For every concern I could name? I can quickly find the blessing in it.  Yes, my parents have a tree breaking one limb at a time and tearing holes through their house.  Yet, no one has been injured and my Dad is a handy man.  Yes, I was out of work a very long time and forced to rest. But hey, I had a motel room every night that I needed it and all the amenities of bed and running water.  This list could go on for many pages, but suffice it to say, I am inspired by how Life is turning out to be quite capable of turning on its own course.  Thankful for the balance that God chooses of solitude, company and interactions.

Recently I rode out a severe South Florida thunderstorm on the beach, wrapped in a bedsheet and praying to not be struck by lightning. When the threat rumbled away, I enjoyed the cool clingy dampness of muddy sugar sand caressing my bare feet, flexing, filling the space. Later my footsteps rolled across warm asphalt, steaming across a parking lot.  The simple notice of the senses of touch, smell, sound, taste, and sight just filled my being with joy and gladness to be experiencing this very moment in this exact time. No one else felt or saw the rain on my face quite like I did. I surely had the entire beach alone as far as my eyes could see.

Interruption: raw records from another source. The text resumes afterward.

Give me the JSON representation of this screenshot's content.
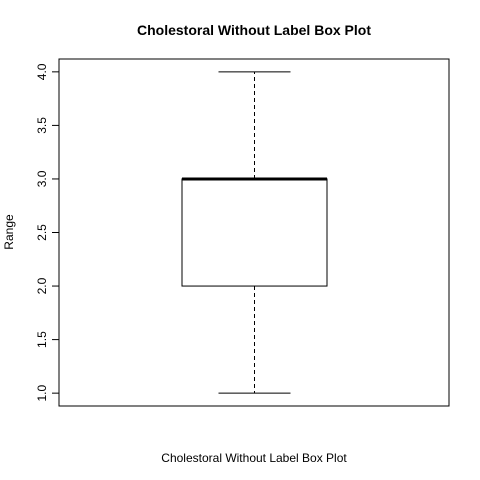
{
  "chart_data": {
    "type": "box",
    "title": "Cholestoral Without Label Box Plot",
    "xlabel": "Cholestoral Without Label Box Plot",
    "ylabel": "Range",
    "ylim": [
      0.88,
      4.12
    ],
    "yticks": [
      1.0,
      1.5,
      2.0,
      2.5,
      3.0,
      3.5,
      4.0
    ],
    "ytick_labels": [
      "1.0",
      "1.5",
      "2.0",
      "2.5",
      "3.0",
      "3.5",
      "4.0"
    ],
    "boxes": [
      {
        "min": 1.0,
        "q1": 2.0,
        "median": 3.0,
        "q3": 3.0,
        "max": 4.0
      }
    ],
    "grid": false,
    "legend": "none",
    "colors": {
      "box_fill": "#ffffff",
      "stroke": "#000000"
    }
  }
}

Choosing to take the down times as opportunities to write, my every being is grateful for the intellect to search for words to express my heart and soul.  There is freedom here. It is a gift to have time to write.  I have been gentle with myself in this recent bout of Process and have been tenderly sorting my wishes, hopes, and dreams. I am determined to champion all that is GOOD and RIGHT instead of giving attention to what may be lacking or wrong.

I am definitely celebrating the lives of myself, my girls, family and friends, and I am not judging them or placing limits on God in their lives.

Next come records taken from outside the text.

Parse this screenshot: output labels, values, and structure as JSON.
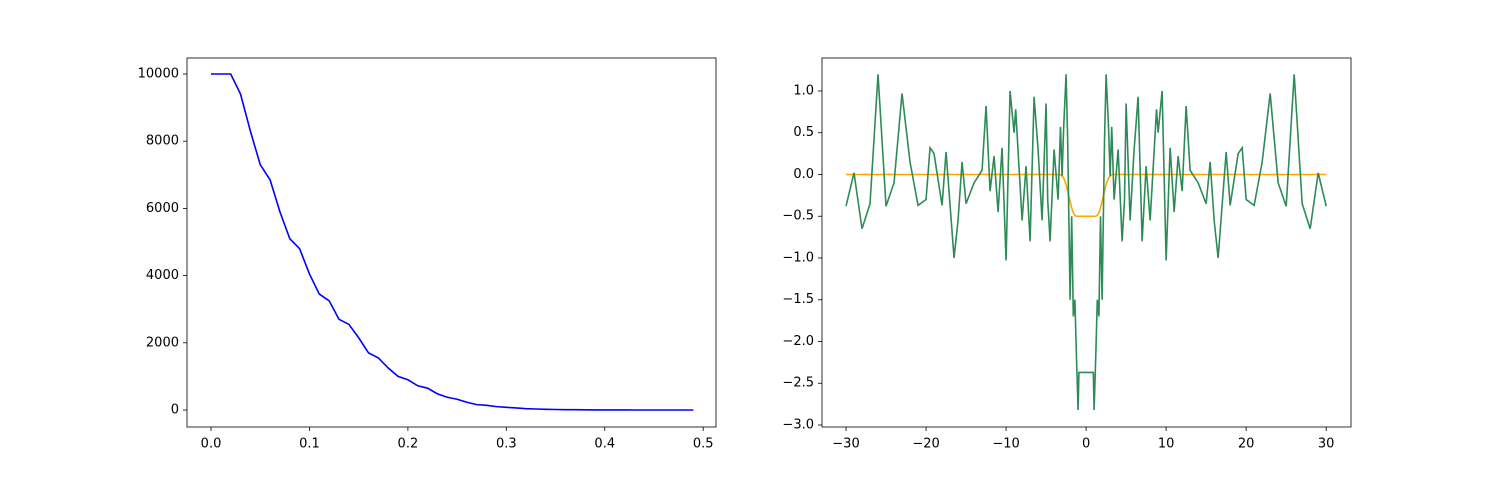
{
  "chart_data": [
    {
      "type": "line",
      "x": [
        0,
        0.01,
        0.02,
        0.03,
        0.04,
        0.05,
        0.06,
        0.07,
        0.08,
        0.09,
        0.1,
        0.11,
        0.12,
        0.13,
        0.14,
        0.15,
        0.16,
        0.17,
        0.18,
        0.19,
        0.2,
        0.21,
        0.22,
        0.23,
        0.24,
        0.25,
        0.26,
        0.27,
        0.28,
        0.29,
        0.3,
        0.31,
        0.32,
        0.33,
        0.34,
        0.35,
        0.36,
        0.37,
        0.38,
        0.39,
        0.4,
        0.41,
        0.42,
        0.43,
        0.44,
        0.45,
        0.46,
        0.47,
        0.48,
        0.49
      ],
      "series": [
        {
          "color": "#0000ff",
          "values": [
            10000,
            10000,
            10000,
            9400,
            8300,
            7300,
            6850,
            5900,
            5100,
            4800,
            4050,
            3450,
            3250,
            2700,
            2550,
            2150,
            1700,
            1550,
            1250,
            1000,
            900,
            720,
            650,
            480,
            380,
            320,
            230,
            160,
            140,
            100,
            80,
            60,
            40,
            30,
            20,
            15,
            10,
            8,
            5,
            3,
            2,
            1,
            1,
            0,
            0,
            0,
            0,
            0,
            0,
            0
          ]
        }
      ],
      "xlim": [
        -0.0244,
        0.513
      ],
      "ylim": [
        -506,
        10476
      ],
      "xticks": [
        {
          "value": 0,
          "label": "0.0"
        },
        {
          "value": 0.1,
          "label": "0.1"
        },
        {
          "value": 0.2,
          "label": "0.2"
        },
        {
          "value": 0.3,
          "label": "0.3"
        },
        {
          "value": 0.4,
          "label": "0.4"
        },
        {
          "value": 0.5,
          "label": "0.5"
        }
      ],
      "yticks": [
        0,
        2000,
        4000,
        6000,
        8000,
        10000
      ]
    },
    {
      "type": "line",
      "x": [
        -30,
        -29,
        -28,
        -27,
        -26,
        -25,
        -24,
        -23,
        -22,
        -21,
        -20,
        -19.5,
        -19,
        -18,
        -17.5,
        -16.5,
        -16,
        -15.5,
        -15,
        -14,
        -13,
        -12.5,
        -12,
        -11.5,
        -11,
        -10.5,
        -10,
        -9.5,
        -9,
        -8.8,
        -8,
        -7.5,
        -7,
        -6.5,
        -6,
        -5.5,
        -5,
        -4.8,
        -4.5,
        -4,
        -3.5,
        -3.2,
        -3,
        -2.8,
        -2.5,
        -2.3,
        -2,
        -1.8,
        -1.6,
        -1.4,
        -1.2,
        -1,
        -0.9,
        0.9,
        1,
        1.2,
        1.4,
        1.6,
        1.8,
        2,
        2.3,
        2.5,
        2.8,
        3,
        3.2,
        3.5,
        4,
        4.5,
        4.8,
        5,
        5.5,
        6,
        6.5,
        7,
        7.5,
        8,
        8.8,
        9,
        9.5,
        10,
        10.5,
        11,
        11.5,
        12,
        12.5,
        13,
        14,
        15,
        15.5,
        16,
        16.5,
        17.5,
        18,
        19,
        19.5,
        20,
        21,
        22,
        23,
        24,
        25,
        26,
        27,
        28,
        29,
        30
      ],
      "series": [
        {
          "color": "#ffa500",
          "values": [
            0,
            0,
            0,
            0,
            0,
            0,
            0,
            0,
            0,
            0,
            0,
            0,
            0,
            0,
            0,
            0,
            0,
            0,
            0,
            0,
            0,
            0,
            0,
            0,
            0,
            0,
            0,
            0,
            0,
            0,
            0,
            0,
            0,
            0,
            0,
            0,
            0,
            0,
            0,
            0,
            0,
            0,
            -0.02,
            -0.04,
            -0.12,
            -0.2,
            -0.32,
            -0.4,
            -0.46,
            -0.49,
            -0.5,
            -0.5,
            -0.5,
            -0.5,
            -0.5,
            -0.5,
            -0.49,
            -0.46,
            -0.4,
            -0.32,
            -0.2,
            -0.12,
            -0.04,
            -0.02,
            0,
            0,
            0,
            0,
            0,
            0,
            0,
            0,
            0,
            0,
            0,
            0,
            0,
            0,
            0,
            0,
            0,
            0,
            0,
            0,
            0,
            0,
            0,
            0,
            0,
            0,
            0,
            0,
            0,
            0,
            0,
            0,
            0,
            0,
            0,
            0,
            0,
            0,
            0,
            0,
            0,
            0
          ]
        },
        {
          "color": "#2e8b57",
          "values": [
            -0.38,
            0.02,
            -0.65,
            -0.35,
            1.2,
            -0.38,
            -0.1,
            0.97,
            0.15,
            -0.37,
            -0.3,
            0.32,
            0.25,
            -0.37,
            0.27,
            -1.0,
            -0.55,
            0.15,
            -0.35,
            -0.1,
            0.05,
            0.82,
            -0.2,
            0.22,
            -0.45,
            0.32,
            -1.03,
            1.0,
            0.5,
            0.78,
            -0.55,
            0.1,
            -0.8,
            0.93,
            0.3,
            -0.55,
            0.85,
            -0.3,
            -0.8,
            0.3,
            -0.3,
            0.57,
            -0.02,
            0.57,
            1.2,
            0.4,
            -1.5,
            -0.5,
            -1.7,
            -1.5,
            -2.2,
            -2.82,
            -2.37,
            -2.37,
            -2.82,
            -2.2,
            -1.5,
            -1.7,
            -0.5,
            -1.5,
            0.4,
            1.2,
            0.57,
            -0.02,
            0.57,
            -0.3,
            0.3,
            -0.8,
            -0.3,
            0.85,
            -0.55,
            0.3,
            0.93,
            -0.8,
            0.1,
            -0.55,
            0.78,
            0.5,
            1.0,
            -1.03,
            0.32,
            -0.45,
            0.22,
            -0.2,
            0.82,
            0.05,
            -0.1,
            -0.35,
            0.15,
            -0.55,
            -1.0,
            0.27,
            -0.37,
            0.25,
            0.32,
            -0.3,
            -0.37,
            0.15,
            0.97,
            -0.1,
            -0.38,
            1.2,
            -0.35,
            -0.65,
            0.02,
            -0.38
          ]
        }
      ],
      "xlim": [
        -33,
        33.1
      ],
      "ylim": [
        -3.024,
        1.395
      ],
      "xticks": [
        {
          "value": -30,
          "label": "−30"
        },
        {
          "value": -20,
          "label": "−20"
        },
        {
          "value": -10,
          "label": "−10"
        },
        0,
        10,
        20,
        30
      ],
      "yticks": [
        {
          "value": -3,
          "label": "−3.0"
        },
        {
          "value": -2.5,
          "label": "−2.5"
        },
        {
          "value": -2,
          "label": "−2.0"
        },
        {
          "value": -1.5,
          "label": "−1.5"
        },
        {
          "value": -1,
          "label": "−1.0"
        },
        {
          "value": -0.5,
          "label": "−0.5"
        },
        {
          "value": 0,
          "label": "0.0"
        },
        {
          "value": 0.5,
          "label": "0.5"
        },
        {
          "value": 1,
          "label": "1.0"
        }
      ]
    }
  ]
}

This season set apart does not seem to be a calling to brokenness. This time it feels like an expectant pause, a pregnant miracle, growing, developing, maturing. I have had extremely potent bursts of clarity, energy, pure divine revelation and an excess of hunger for the fullness of the present moment. I am here in this place for a reason. There is gratitude that wells up in me for this new direction, vision and hope.

Resting, listening, in the calm that comes when the clamor ceases, I am beginning to be sensitive again to hear the still, small voice of calm.